A per-commit regression gate that is fast and free — because it scores only the deterministic computed aspects, never an LLM judge. The expensive judged matrix is a separate nightly job.

What & why

You want to catch a flow regression before it lands, on every push. But the judged humanness matrix is slow and costs API money — you can't run it per commit. The resolution is the computed/judged split: the computed aspects (correctness, completion) are deterministic, so a per-commit gate can run them on just the changed flows, compare to the DB baseline, and fail the build on a regression — all in ~22 seconds per flow, with zero judge calls.

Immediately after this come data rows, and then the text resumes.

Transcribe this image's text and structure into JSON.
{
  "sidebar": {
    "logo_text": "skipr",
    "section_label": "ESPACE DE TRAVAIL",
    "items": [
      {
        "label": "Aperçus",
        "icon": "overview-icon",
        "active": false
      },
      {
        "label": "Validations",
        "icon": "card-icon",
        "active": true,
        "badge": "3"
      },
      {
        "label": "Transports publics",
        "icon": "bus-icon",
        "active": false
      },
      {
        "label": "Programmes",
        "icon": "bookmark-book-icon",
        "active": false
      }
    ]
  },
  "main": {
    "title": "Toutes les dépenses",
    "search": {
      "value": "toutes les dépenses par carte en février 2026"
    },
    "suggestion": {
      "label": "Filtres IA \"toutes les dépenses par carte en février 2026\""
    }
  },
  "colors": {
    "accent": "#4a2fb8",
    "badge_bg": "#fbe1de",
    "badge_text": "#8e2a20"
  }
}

The cost boundary. Cheap LINT + computed-aspect gate → every commit (CI / pre-push). Expensive JUDGED matrix → nightly. This is the same boundary the flow build pipeline uses: lint+load on every edit, the judged milestone gate only while bringing a new flow up to the bar.

How it works

1. scripts/ci_eval.sh — the gate body

  1. Determine which flows to gate: explicit args, else the flows touched by the last commit (tutorial/module/underscore flows excluded).
  2. Run computed aspects only — fast-tier agent (qwen-flash), 2 personas (cooperative,skeptical), --repeat 1, --no-judge. Deterministic, no LLM judge.
  3. Ingest the computed aspects into aspect_scores.
  4. Run eval_db.py --gate — its exit code is the build verdict.

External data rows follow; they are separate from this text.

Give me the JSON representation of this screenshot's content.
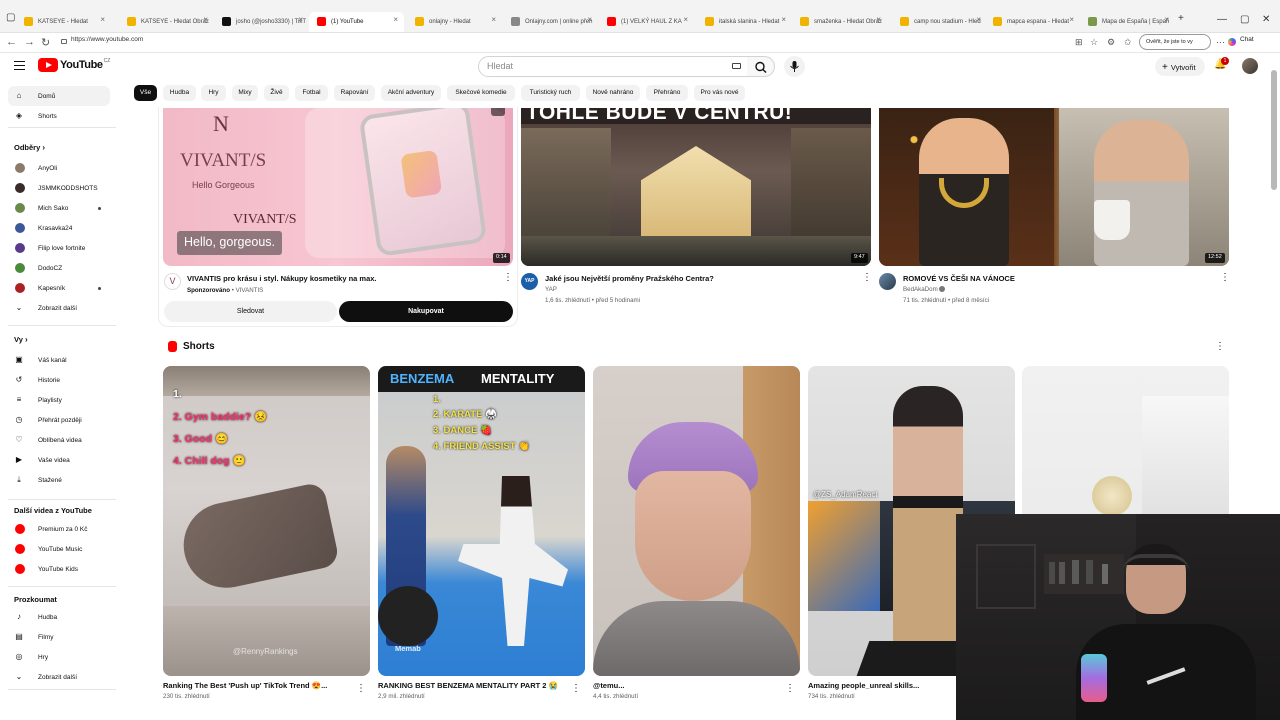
{
  "browser": {
    "tabs": [
      {
        "label": "KATSEYE - Hledat",
        "color": "#f0b400"
      },
      {
        "label": "KATSEYE - Hledat Obráz",
        "color": "#f0b400"
      },
      {
        "label": "josho (@josho3330) | TikT",
        "color": "#111111"
      },
      {
        "label": "(1) YouTube",
        "color": "#ff0000"
      },
      {
        "label": "onlajny - Hledat",
        "color": "#f0b400"
      },
      {
        "label": "Onlajny.com | online přen",
        "color": "#888888"
      },
      {
        "label": "(1) VELKÝ HAUL Z KA",
        "color": "#ff0000"
      },
      {
        "label": "italská slanina - Hledat",
        "color": "#f0b400"
      },
      {
        "label": "smaženka - Hledat Obráz",
        "color": "#f0b400"
      },
      {
        "label": "camp nou stadium - Hled",
        "color": "#f0b400"
      },
      {
        "label": "mapca espana - Hledat",
        "color": "#f0b400"
      },
      {
        "label": "Mapa de España | Españ",
        "color": "#7a9a4a"
      }
    ],
    "url": "https://www.youtube.com",
    "profile_chip": "Ověřit, že jste to vy",
    "chat_label": "Chat"
  },
  "header": {
    "logo_text": "YouTube",
    "country_code": "CZ",
    "search_placeholder": "Hledat",
    "create_label": "Vytvořit",
    "notification_count": "1"
  },
  "chips": [
    "Vše",
    "Hudba",
    "Hry",
    "Mixy",
    "Živě",
    "Fotbal",
    "Rapování",
    "Akční adventury",
    "Skečové komedie",
    "Turistický ruch",
    "Nově nahráno",
    "Přehráno",
    "Pro vás nové"
  ],
  "sidebar": {
    "top": [
      {
        "label": "Domů",
        "icon": "home-icon"
      },
      {
        "label": "Shorts",
        "icon": "shorts-icon"
      }
    ],
    "subscriptions_heading": "Odběry",
    "subscriptions": [
      {
        "label": "AnyOli",
        "color": "#8c7a6b",
        "dot": false
      },
      {
        "label": "JSMMKODDSHOTS",
        "color": "#3a2a2a",
        "dot": false
      },
      {
        "label": "Mich Sako",
        "color": "#6b8a4a",
        "dot": true
      },
      {
        "label": "Krasavka24",
        "color": "#3b5998",
        "dot": false
      },
      {
        "label": "Filip love fortnite",
        "color": "#5a3a8a",
        "dot": false
      },
      {
        "label": "DodoCZ",
        "color": "#4a8a3a",
        "dot": false
      },
      {
        "label": "Kapesník",
        "color": "#aa2222",
        "dot": true
      },
      {
        "label": "Zobrazit další",
        "color": "",
        "dot": false
      }
    ],
    "you_heading": "Vy",
    "you": [
      {
        "label": "Váš kanál",
        "icon": "channel-icon"
      },
      {
        "label": "Historie",
        "icon": "history-icon"
      },
      {
        "label": "Playlisty",
        "icon": "playlist-icon"
      },
      {
        "label": "Přehrát později",
        "icon": "watch-later-icon"
      },
      {
        "label": "Oblíbená videa",
        "icon": "like-icon"
      },
      {
        "label": "Vaše videa",
        "icon": "your-videos-icon"
      },
      {
        "label": "Stažené",
        "icon": "download-icon"
      }
    ],
    "more_heading": "Další videa z YouTube",
    "more": [
      {
        "label": "Premium za 0 Kč"
      },
      {
        "label": "YouTube Music"
      },
      {
        "label": "YouTube Kids"
      }
    ],
    "explore_heading": "Prozkoumat",
    "explore": [
      {
        "label": "Hudba",
        "icon": "music-icon"
      },
      {
        "label": "Filmy",
        "icon": "movies-icon"
      },
      {
        "label": "Hry",
        "icon": "gaming-icon"
      },
      {
        "label": "Zobrazit další",
        "icon": "chevron-down-icon"
      }
    ]
  },
  "videos": [
    {
      "title": "VIVANTIS pro krásu i styl. Nákupy kosmetiky na max.",
      "sponsored": "Sponzorováno",
      "channel": "VIVANTIS",
      "duration": "0:14",
      "overlay_brand": "VIVANT/S",
      "overlay_sub": "Hello Gorgeous",
      "overlay_caption": "Hello, gorgeous.",
      "follow_label": "Sledovat",
      "shop_label": "Nakupovat"
    },
    {
      "title": "Jaké jsou Největší proměny Pražského Centra?",
      "channel": "YAP",
      "meta": "1,6 tis. zhlédnutí • před 5 hodinami",
      "duration": "9:47",
      "overlay_text": "TOHLE BUDE V CENTRU!",
      "avatar_text": "YAP"
    },
    {
      "title": "ROMOVÉ VS ČEŠI NA VÁNOCE",
      "channel": "BedAkaDom",
      "meta": "71 tis. zhlédnutí • před 8 měsíci",
      "duration": "12:52"
    }
  ],
  "shorts": {
    "heading": "Shorts",
    "items": [
      {
        "title": "Ranking The Best 'Push up' TikTok Trend 😍...",
        "views": "230 tis. zhlédnutí",
        "overlay": [
          "1.",
          "2. Gym baddie? 😣",
          "3. Good 😊",
          "4. Chill dog 🙂"
        ],
        "watermark": "@RennyRankings"
      },
      {
        "title": "RANKING BEST BENZEMA MENTALITY PART 2 😭",
        "views": "2,9 mil. zhlédnutí",
        "overlay_head_a": "BENZEMA",
        "overlay_head_b": "MENTALITY",
        "overlay": [
          "1.",
          "2. KARATE 🥋",
          "3. DANCE 🍓",
          "4. FRIEND ASSIST 👏"
        ],
        "watermark": "Memab"
      },
      {
        "title": "@temu...",
        "views": "4,4 tis. zhlédnutí"
      },
      {
        "title": "Amazing people_unreal skills...",
        "views": "734 tis. zhlédnutí",
        "watermark": "@ZS_AdamReact"
      },
      {
        "title": "",
        "views": ""
      }
    ]
  }
}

2. eval_db.py --gate — the regression check

For each flow it compares the latest run's correctness/completion to the previous run, and fails (exit 1) on either a drop > 1.0 point or an absolute below the floor (6.0). It prints a verdict line per flow:

  ✅ weather: correctness 10.0
  ❌ austin_plumbing: correctness 4.2 < floor 6.0; completion regressed 10.0->7.0

GATE: FAIL (1 flow(s) regressed)

3. The pre-push hook

scripts/hooks/pre-push gates only the flows changed in the commits being pushed (diffed against origin/main), and instant-skips when no flow YAML changed. Install it once per clone:

scripts/install_hooks.sh        # symlinks .git/hooks/pre-push -> scripts/hooks/pre-push

# bypass once when you need to:
git push --no-verify
RIFF_SKIP_EVAL=1 git push

Use case

You edit flows/coffee.yaml to reorder the collect questions and push. The hook detects the YAML change, runs the computed-aspect gate on just coffee (~22s), and finds completion dropped from 10 to 7 because your reorder stranded a conditional slot. The push is blocked with an exact verdict line — before a regression ever reaches main or the nightly judged run.

Example

# gate explicit flows
scripts/ci_eval.sh austin_plumbing weather

# or let it auto-detect flows changed in the last commit
scripts/ci_eval.sh

# the gate alone, against whatever is already in the DB
python scripts/eval_db.py --gate austin_plumbing weather

Why judge-free is the right call here

Because the gate scores only computed aspects, it has no noise floor — a fail is a real regression, not a judge having a bad night. (The judged humanness number swings ~1.5pt run to run; gating on it would produce flaky red builds.) Humanness regressions are caught by the nightly matrix and human review, not the blocking gate. See Methodology for the noise-floor evidence.

Where it fits

The CI gate is the per-commit floor of the whole system. It reuses the exact same --ingest-aspects path as the matrix, so what it gates and what the matrix reports are the same numbers. Above it sit the nightly judged matrix and the replay regression check.